In our day between Cologne and the Sauerland (the West Cork of North Rhine-Westphalia) we dropped into the Red Dot Design Museum in Essen. If you have any aesthetic IQ you’ll love the place. It’s chocked full of things that have been well designed and work well (the right balance of form and function). There were cars, lights, chairs, tools, clothes, kitchen appliances, the lot.
There were one or two areas that lost me though: the vibrators seemed to look more like kitchen utensils. I took this as another sign post on my journey to middle age. Soon I’ll be telling nobody in particular that girls in short skirts will “catch their death of cold”.
Towards the end of the museum there was one section for random stuff they couldn’t classify but for the life of me I was struggling to understand how these things ended up here.

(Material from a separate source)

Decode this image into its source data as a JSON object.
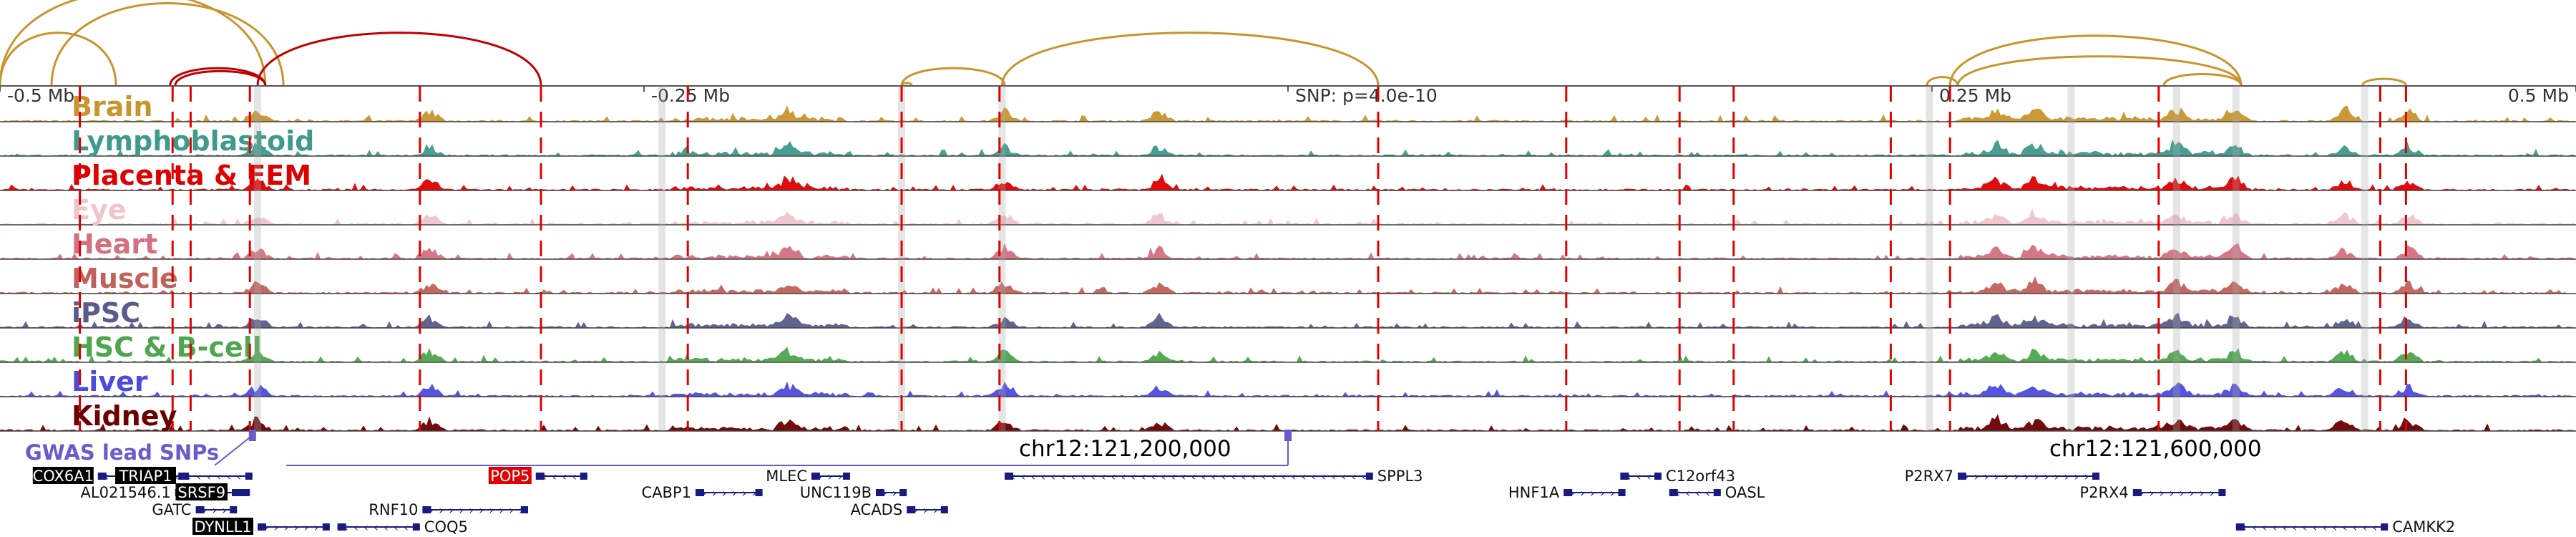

After our tour of the world of good design we made our way to Niedersfeld to stay with our friends. Niedersfeld is in the Sauerland, a hilly rural area that seems to be a bit of a secret the Germans don’t want to tell the rest of us about.
I tried my hand at water skiing. It’s one of those sports where if you pull it off successfully you look lithe and graceful, almost balletic. If you don’t pull it off successfully you tend to look like someone crouching in the “bear shitting in the woods” position being dragged across a lake. I was in the latter camp (from the photos) but I thought I was in the former.
While I could take the crouching bear humiliation on the chin, I was having a bit of trouble with the crashing. I managed to break my ribs in spectacular fashion by wiping out several times. As I hit the water for the last time and my ability to breath was sucked from my chest I wondered what the German for “Emergency Room” was. As I swam sloooowly to the edge of the lake I was also glad I had nothing challenging in front of me like lugging a 25kg pack around for the next 2 weeks….hmmmmm.
To be fair, there were differing schools of thought on the “breakiness” of my ribs. Other adjectives deployed but the cynics to describe the ribs were “cracked” and “bruised” but these people (my wife and kids) playing loose and fast with my health just didn’t understand my stoic nature and amazing capacity to endure pain. The 400mg of Neurofen required to sleep was enough for me to believe they were broken.
Now, what do you do with freshly broken ribs? “Take it easy” seems to be the stock prescription in the ladybird book of medicine (as “shoot” is in the corresponding book of equine medicine) but I hadn’t found out what the German for “Emergency Room” was so I went running.
The first 500m of my run were so painful as to be almost debilitating, The inability to breath, not being able to hold my core upright, my left arm not swinging properly, every footstep sending a jolt of pain through my body. So I stopped, right?
Wrong – I got lost in the mountains for 10 miles. So lost I started wondering what the German for “Helicopter Rescue” was. Still, as I made my way back to civilisation on a narrow downhill mountain bike single track I realised that my ribs were not hurting as much any more. Sure, for the next 7 days I’d be crippled, but at that moment I was happy. The pointless run is a rare thing. Normally the distance, the purpose, the speed are all pre-arranged within some sort of wider scheme, some sort of larger “must get things done” framework. It’s rare to head off on a random run.
The Sauerland was a revelation; understated, easy going, a bit of a Mecca for off-road pursuits like mountain biking, winter sports, running and walking. A great place to decompress from life.
As we headed off with my busted ribs to our next destination we were sorry to leave it go although the idea of running around Berlin was something I was looking forward to.